The problem with third-party cookies

The ETP released by Firefox and the Intelligent Tracking Prevention (ITP) of Safari tell us something. They have clearly demonstrated that the cookie-based, third-party identifiers are nearing their end. Media companies are struggling to sustain their business models. This has happened owing to the failure to identify and reach their audiences. 

Media plays an important role in keeping a check on large corporations, governments, and political leaders. To prevent further damages, the publishers and buyers may have to leave the third-party cookies behind. They must create real addressability with the help of people-based and deterministic first-party data.

The importance of user consent

People-based identity is built on the foundations of user content. The origin of first-party data can be found in publisher logins, newsletter sign-ups, and firewalls. So, first-party data can originate in any form where the authentication is given by a user. The users provide explicit consent for their time spent online. In return, they receive an engaging online experience. 
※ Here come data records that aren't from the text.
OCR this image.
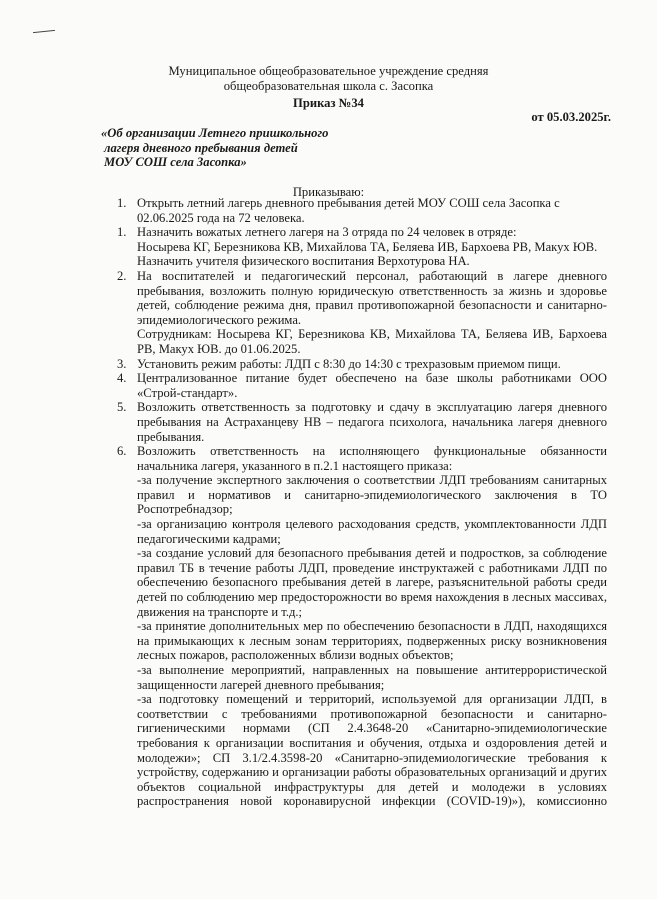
Муниципальное общеобразовательное учреждение средняя
общеобразовательная школа с. Засопка
Приказ №34
от 05.03.2025г.
«Об организации Летнего пришкольного
лагеря дневного пребывания детей
МОУ СОШ села Засопка»
Приказываю:
1. Открыть летний лагерь дневного пребывания детей МОУ СОШ села Засопка с 02.06.2025 года на 72 человека.

1. Назначить вожатых летнего лагеря на 3 отряда по 24 человек в отряде:

Носырева КГ, Березникова КВ, Михайлова ТА, Беляева ИВ, Бархоева РВ, Макух ЮВ.

Назначить учителя физического воспитания Верхотурова НА.

2. На воспитателей и педагогический персонал, работающий в лагере дневного пребывания, возложить полную юридическую ответственность за жизнь и здоровье детей, соблюдение режима дня, правил противопожарной безопасности и санитарно-эпидемиологического режима.

Сотрудникам: Носырева КГ, Березникова КВ, Михайлова ТА, Беляева ИВ, Бархоева РВ, Макух ЮВ. до 01.06.2025.

3. Установить режим работы: ЛДП с 8:30 до 14:30 с трехразовым приемом пищи.

4. Централизованное питание будет обеспечено на базе школы работниками ООО «Строй-стандарт».

5. Возложить ответственность за подготовку и сдачу в эксплуатацию лагеря дневного пребывания на Астраханцеву НВ – педагога психолога, начальника лагеря дневного пребывания.

6. Возложить ответственность на исполняющего функциональные обязанности начальника лагеря, указанного в п.2.1 настоящего приказа:

-за получение экспертного заключения о соответствии ЛДП требованиям санитарных правил и нормативов и санитарно-эпидемиологического заключения в ТО Роспотребнадзор;

-за организацию контроля целевого расходования средств, укомплектованности ЛДП педагогическими кадрами;

-за создание условий для безопасного пребывания детей и подростков, за соблюдение правил ТБ в течение работы ЛДП, проведение инструктажей с работниками ЛДП по обеспечению безопасного пребывания детей в лагере, разъяснительной работы среди детей по соблюдению мер предосторожности во время нахождения в лесных массивах, движения на транспорте и т.д.;

-за принятие дополнительных мер по обеспечению безопасности в ЛДП, находящихся на примыкающих к лесным зонам территориях, подверженных риску возникновения лесных пожаров, расположенных вблизи водных объектов;

-за выполнение мероприятий, направленных на повышение антитеррористической защищенности лагерей дневного пребывания;

-за подготовку помещений и территорий, используемой для организации ЛДП, в соответствии с требованиями противопожарной безопасности и санитарно-гигиеническими нормами (СП 2.4.3648-20 «Санитарно-эпидемиологические требования к организации воспитания и обучения, отдыха и оздоровления детей и молодежи»; СП 3.1/2.4.3598-20 «Санитарно-эпидемиологические требования к устройству, содержанию и организации работы образовательных организаций и других объектов социальной инфраструктуры для детей и молодежи в условиях распространения новой коронавирусной инфекции (COVID-19)»), комиссионно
There are certain tools that unlock people-based identity on environments free from cookies. A talk about one such tool was heard at an open event. This tool named ‘Publisher Sonar’ was in its development stages at the time. It was presented as an extension to the IX Library and was initiated by elements that captured user content. 
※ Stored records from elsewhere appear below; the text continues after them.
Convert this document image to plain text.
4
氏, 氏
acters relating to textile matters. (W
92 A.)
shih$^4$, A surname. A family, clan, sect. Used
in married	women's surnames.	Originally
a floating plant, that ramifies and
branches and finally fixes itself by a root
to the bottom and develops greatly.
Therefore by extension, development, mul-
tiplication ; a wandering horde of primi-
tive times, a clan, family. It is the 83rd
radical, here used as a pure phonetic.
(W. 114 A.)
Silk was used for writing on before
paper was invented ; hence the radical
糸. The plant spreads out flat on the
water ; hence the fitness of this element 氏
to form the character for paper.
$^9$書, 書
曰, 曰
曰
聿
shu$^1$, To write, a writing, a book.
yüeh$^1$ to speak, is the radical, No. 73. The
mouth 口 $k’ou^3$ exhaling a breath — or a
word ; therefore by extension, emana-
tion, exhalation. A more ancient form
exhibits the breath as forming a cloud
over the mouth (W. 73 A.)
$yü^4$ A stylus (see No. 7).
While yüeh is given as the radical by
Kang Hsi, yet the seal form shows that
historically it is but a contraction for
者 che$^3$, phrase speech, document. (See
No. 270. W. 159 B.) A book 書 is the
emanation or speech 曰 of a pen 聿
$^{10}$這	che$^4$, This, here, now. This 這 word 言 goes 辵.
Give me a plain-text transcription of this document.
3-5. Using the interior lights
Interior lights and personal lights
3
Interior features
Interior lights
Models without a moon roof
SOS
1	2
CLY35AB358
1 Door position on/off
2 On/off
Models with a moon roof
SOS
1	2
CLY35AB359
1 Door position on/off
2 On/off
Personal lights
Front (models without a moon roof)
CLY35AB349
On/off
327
Publisher Sonar reportedly enabled hashed people-based identifiers that were to be moved into the bid stream. Inventory was then addressable with buyers being allowed to reach audiences through first-party data.

More power to users

Organizations adopting people-based identity in the absence of a system for user choice are at fault. They are clearly negligent in their duty to provide users with an option for participation. The company building Publisher Sonar has additionally come up with a world-class user opt-out solution. 

This has been named ‘Project Blackbird’. It applies the user preference for all future ad delivery by utilizing a federated opt-out mechanism. Project Blackbird presents a pretty straightforward way of controlling the ads that the user sees across environments.
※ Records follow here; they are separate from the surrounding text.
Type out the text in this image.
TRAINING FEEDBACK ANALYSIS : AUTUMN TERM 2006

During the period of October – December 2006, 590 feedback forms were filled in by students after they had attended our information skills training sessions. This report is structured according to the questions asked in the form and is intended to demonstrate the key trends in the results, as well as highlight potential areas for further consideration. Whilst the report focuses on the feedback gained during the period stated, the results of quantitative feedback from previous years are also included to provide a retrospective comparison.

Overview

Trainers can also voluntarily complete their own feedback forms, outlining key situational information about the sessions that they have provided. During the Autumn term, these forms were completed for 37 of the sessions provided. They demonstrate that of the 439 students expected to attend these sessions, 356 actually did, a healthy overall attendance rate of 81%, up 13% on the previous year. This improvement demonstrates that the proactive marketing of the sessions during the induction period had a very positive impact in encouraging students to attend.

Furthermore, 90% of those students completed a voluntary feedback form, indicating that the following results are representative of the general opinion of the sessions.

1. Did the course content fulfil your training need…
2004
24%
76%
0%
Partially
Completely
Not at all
Owing to the lack of a solution, the number of addressable users would continue to fall. This is especially true when more browsers are updating their policies with regard to cookie tracking. There certainly exists an opportunity with designs that put the publishers first and empowers users to engage. 

This opportunity is beyond third-party cookies. The time has come to invest in a foundation based on user consent. This would create true addressability in an open and trusted browsing environment. As Firefox continues to evolve, users can expect more identity-first platform solutions in the days to come.